LE DERNIER QUART D’HEURE

Les Léopards ont détruit l’organisation FLN d’Alger. Les responsables sont en fuite. La grève insurrectionnelle a été une erreur monumentale. Les quatre chefs de la révolution
se séparent. Rendez-vous à Tunis. Quand ? Quand Allah le voudra ! Krim, pour déjouer les pièges, marche à travers le djebel. Il constate qu’en Kabylie, les djoundi ne combattent plus, mais prient ! Et l’arrivée de Krim a été annoncée deux mois à l’avance ! Il est furieux. Et justement, il se trouve en pleine opération des chasseurs alpins. Krim et ses compagnons se sauvent de justesse. Moins de 500 kilomètres les séparent de la frontière tunisienne : ils vont mettre trois mois pour y parvenir.

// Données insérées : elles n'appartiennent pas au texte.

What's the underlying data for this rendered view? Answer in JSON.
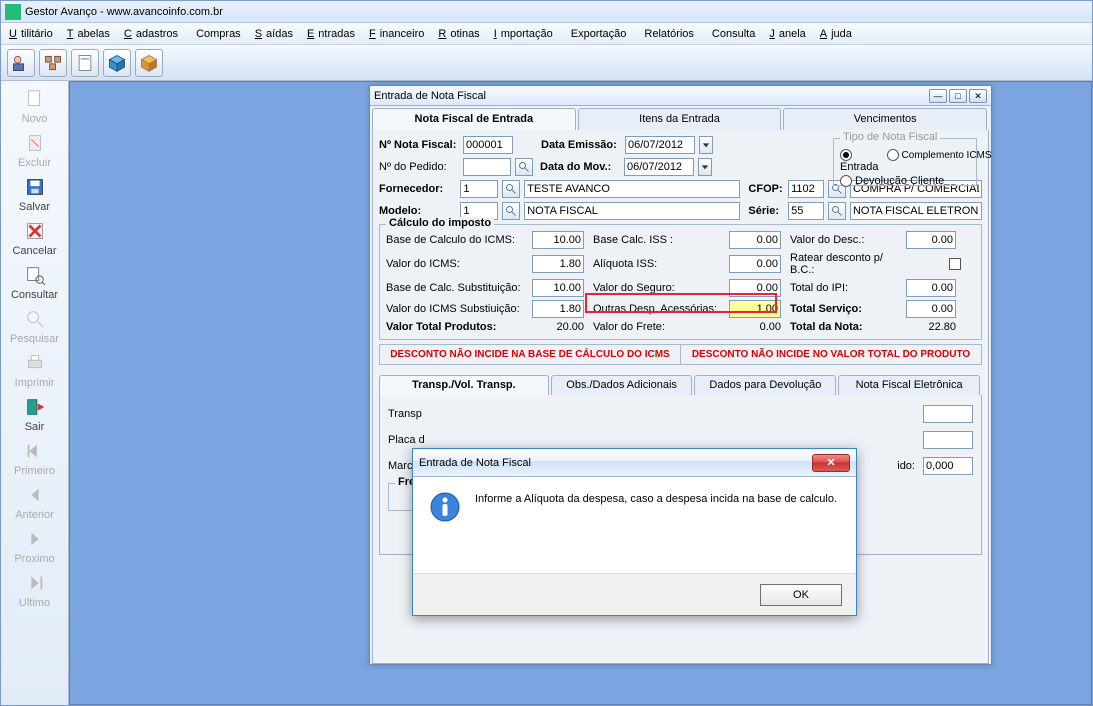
{
  "app_title": "Gestor Avanço - www.avancoinfo.com.br",
  "menu": [
    "Utilitário",
    "Tabelas",
    "Cadastros",
    "Compras",
    "Saídas",
    "Entradas",
    "Financeiro",
    "Rotinas",
    "Importação",
    "Exportação",
    "Relatórios",
    "Consulta",
    "Janela",
    "Ajuda"
  ],
  "left_toolbar": {
    "novo": "Novo",
    "excluir": "Excluir",
    "salvar": "Salvar",
    "cancelar": "Cancelar",
    "consultar": "Consultar",
    "pesquisar": "Pesquisar",
    "imprimir": "Imprimir",
    "sair": "Sair",
    "primeiro": "Primeiro",
    "anterior": "Anterior",
    "proximo": "Proximo",
    "ultimo": "Ultimo"
  },
  "form": {
    "title": "Entrada de Nota Fiscal",
    "tabs": [
      "Nota Fiscal de Entrada",
      "Itens da Entrada",
      "Vencimentos"
    ],
    "header": {
      "nota_fiscal_label": "Nº Nota Fiscal:",
      "nota_fiscal_value": "000001",
      "pedido_label": "Nº do Pedido:",
      "emissao_label": "Data Emissão:",
      "emissao_value": "06/07/2012",
      "mov_label": "Data do Mov.:",
      "mov_value": "06/07/2012",
      "fornecedor_label": "Fornecedor:",
      "fornecedor_cod": "1",
      "fornecedor_nome": "TESTE AVANCO",
      "modelo_label": "Modelo:",
      "modelo_cod": "1",
      "modelo_nome": "NOTA FISCAL",
      "cfop_label": "CFOP:",
      "cfop_cod": "1102",
      "cfop_nome": "COMPRA P/ COMERCIALIZACAO",
      "serie_label": "Série:",
      "serie_cod": "55",
      "serie_nome": "NOTA FISCAL ELETRONICA",
      "tipo_nf_group": "Tipo de Nota Fiscal",
      "tipo_entrada": "Entrada",
      "tipo_compl": "Complemento ICMS",
      "tipo_devol": "Devolução Cliente"
    },
    "calc": {
      "group_title": "Cálculo do imposto",
      "base_icms_l": "Base de Calculo do ICMS:",
      "base_icms_v": "10.00",
      "valor_icms_l": "Valor do ICMS:",
      "valor_icms_v": "1.80",
      "base_sub_l": "Base de Calc. Substituição:",
      "base_sub_v": "10.00",
      "valor_sub_l": "Valor do ICMS Substiuição:",
      "valor_sub_v": "1.80",
      "total_prod_l": "Valor Total Produtos:",
      "total_prod_v": "20.00",
      "base_iss_l": "Base Calc. ISS :",
      "base_iss_v": "0.00",
      "aliq_iss_l": "Alíquota ISS:",
      "aliq_iss_v": "0.00",
      "seguro_l": "Valor do Seguro:",
      "seguro_v": "0.00",
      "outras_l": "Outras Desp. Acessórias:",
      "outras_v": "1.00",
      "frete_l": "Valor do Frete:",
      "frete_v": "0.00",
      "desc_l": "Valor do Desc.:",
      "desc_v": "0.00",
      "ratear_l": "Ratear desconto p/ B.C.:",
      "ipi_l": "Total do IPI:",
      "ipi_v": "0.00",
      "serv_l": "Total Serviço:",
      "serv_v": "0.00",
      "total_nota_l": "Total da Nota:",
      "total_nota_v": "22.80"
    },
    "banners": {
      "b1": "DESCONTO NÃO INCIDE NA BASE DE CÁLCULO DO ICMS",
      "b2": "DESCONTO NÃO INCIDE NO VALOR TOTAL DO PRODUTO"
    },
    "subtabs": [
      "Transp./Vol. Transp.",
      "Obs./Dados Adicionais",
      "Dados para Devolução",
      "Nota Fiscal Eletrônica"
    ],
    "transp": {
      "transp_l": "Transp",
      "placa_l": "Placa d",
      "marca_l": "Marca",
      "liquido_l": "ido:",
      "liquido_v": "0,000",
      "frete_group": "Frete"
    }
  },
  "modal": {
    "title": "Entrada de Nota Fiscal",
    "text": "Informe a Alíquota da despesa, caso a despesa incida na base de calculo.",
    "ok": "OK"
  }
}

Robert Lacoste saisit l’occasion pour appliquer son plan de réformes permettant à un plus grand nombre de musulmans d’accéder à la fonction publique. Or le général  de Gaulle souhaite reprendre contact avec l’Algérie, et il est détesté par la population d’Alger. S’il y vient, ce sera la pagaille. On préfère l’accueillir à Colomb-Béchar.

Lacoste veut faire comprendre à tous ce qu’est la guerre psychologique. C’est le général Allard, spécialiste de cette guerre en Indochine, qui trace les grandes lignes de l’action psychologique, armature indispensable d’une pacification réussie. L’objectif n° 1 de l’armée est de libérer la population du « manteau de la peur » qui la paralyse. Après avoir détruit, il faut construire. L’un des exemples est celui de Jean Servier, qui connaît très bien les Algériens. Au nord ouest d’Orléansville que va se dérouler l’une des plus étonnantes expérience de pacification. C’est Jean Servier qui va la mener. C’est lui qui, le 1 novembre 1954, a relevé le corps de l’instituteur Monnerot. Il parle l’arabe, le kabyle, le chouia,  etc. On l’envoie vers Tizi-Ouzou. Les Kabyles lui parlent de l’affaire « Oiseau bleu » où les militaires ont armé avec la plus grande inconscience une katiba du FLN. Servier est envoyé dans un douar où les habitants ont tué, à coups de hache, des percepteurs du FLN. Servier leur donne des fusils, donne des soldes avec des crédits civils, récupère des véhicules hors d’usage que les habitants réparent, crée une assistance féminine mixte, commande des pataugas à une entreprise privée, donc, en faisant le contraire de ce que font les militaires, tout va bien ! …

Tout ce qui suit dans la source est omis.